Great changes were already underway in the Communist-ruled parts of Europe in1989. Mikhail Gorbachev, the reformist Soviet leader, visited Beijing after the students had taken over the square in late April, and he obviously thought that the same process was underway in China. Maybe it was, but it was violently aborted – and it has still not recovered.
That's not what people thought at the time. Hundreds, perhaps thousands of students were killed on the square – the soldiers burned the bodies in a massive pyre right on the square, so there was never an accurate count. Hundreds or thousands more died elsewhere, because similar demonstrations were put down in every major Chinese city. And we all thought: this will never be forgotten.
The students weren't counter-revolutionaries. Their hero, the man whose death they were honouring when they occupied the square, was Hu Yaobang, a lifelong Communist, a veteran of the Long March, who simply believed that it was high time to ease up on the controls four decades after the Communists took power in China.
For that, Hu, then General Secretary of the Chinese Communist Party, had been forced into retirement by the party's hard-liners in 1987. But everybody knew what he wanted, and when he died two years later the students came out to demand it again: government accountability, freedom of the press, freedom of speech and free trade unions.
The dominant conservative faction in the Chinese Communist Party responded by killing them, and then set out to erase all popular memory of what had happened. It can't be done, said all the journalists outside China: they will never be forgiven. The crowds will be back on the streets one of these days, and there will be a great reckoning and radical change.
Well, not. Thirty years later, most Chinese millennials are ignorant of exactly what happened in 1989. The older generation remember, but they dare not mention it in public and they are a dwindling minority. Journalist Louisa Lim has accurately described contemporary China as the "People's Republic of Amnesia".
Why did this happen, and has the notion of a freer future really gone down the memory hole in China? Start with the fact that the Soviet Union was 72 years old in 1989, whereas the Chinese People's Republic was only 40.
That extra generation meant that there was nobody still in power in Russia who had actually ordered the deaths of thousands of people. Not only the revolutionary generation but also the Stalinist generation were gone, and by the 1980s the career Communists who had climbed the greasy pole of power were mere bureaucrats.
They thought they were hard men too, but in fact they weren't anything of the sort. A few of them tried to carry out a coup and restore Communist rule in 1991, but they were actually trembling with fear as they spoke on TV, and they were seen off in a couple of days. Whereas China's rulers in 1989 still had lots of hands-on experience with killing people.

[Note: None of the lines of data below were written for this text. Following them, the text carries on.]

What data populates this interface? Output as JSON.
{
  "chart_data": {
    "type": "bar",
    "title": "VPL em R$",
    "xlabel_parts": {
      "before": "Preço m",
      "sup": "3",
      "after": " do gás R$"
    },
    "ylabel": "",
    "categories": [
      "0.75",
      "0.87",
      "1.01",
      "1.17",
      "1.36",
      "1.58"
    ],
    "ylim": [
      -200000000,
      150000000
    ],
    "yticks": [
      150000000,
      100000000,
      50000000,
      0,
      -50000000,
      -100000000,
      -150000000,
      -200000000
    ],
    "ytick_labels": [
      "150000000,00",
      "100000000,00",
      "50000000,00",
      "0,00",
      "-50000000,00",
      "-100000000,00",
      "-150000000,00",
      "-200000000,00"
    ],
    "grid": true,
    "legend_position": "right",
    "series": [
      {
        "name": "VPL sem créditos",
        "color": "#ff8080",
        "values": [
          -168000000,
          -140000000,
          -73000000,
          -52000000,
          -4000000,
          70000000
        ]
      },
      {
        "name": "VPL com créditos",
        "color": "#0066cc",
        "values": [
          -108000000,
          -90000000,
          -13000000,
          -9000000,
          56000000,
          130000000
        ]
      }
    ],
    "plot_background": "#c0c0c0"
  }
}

The actual massacre was delayed two weeks because the soldiers in Beijing had been fraternising with the students and could no longer be trusted to kill them. It took two weeks to replace them with fresh troops who knew nothing about what was happening in Beijing and would obediently kill the "counter-revolutionaries".
So Communist dictatorship survived in China while it peacefully expired in Russia. It still looks solid today: the current leader, Xi Jinping, has just effectively declared himself president-for-life. But Communist rule in China has now reached the magic age of 70. Is it immortal? Probably not.
Communist rule in the Soviet Union would probably have survived if the economy had been growing strongly. What brought it down was the insolence of absolute power combined with an abject failure to deliver the goods economically. The Chinese Communist regime is very insolent, but it will probably survive as long as it delivers the goods.
However, China has a market economy now, and market economies have recessions. The official Chinese growth rate is still 6 per cent, but the real rate of growth has already fallen to somewhere between 3 per cent and zero. The next five or 10 years should be quite interesting.
* Gwynne Dyer is the author of Growing Pains: The Future of Democracy (and Work).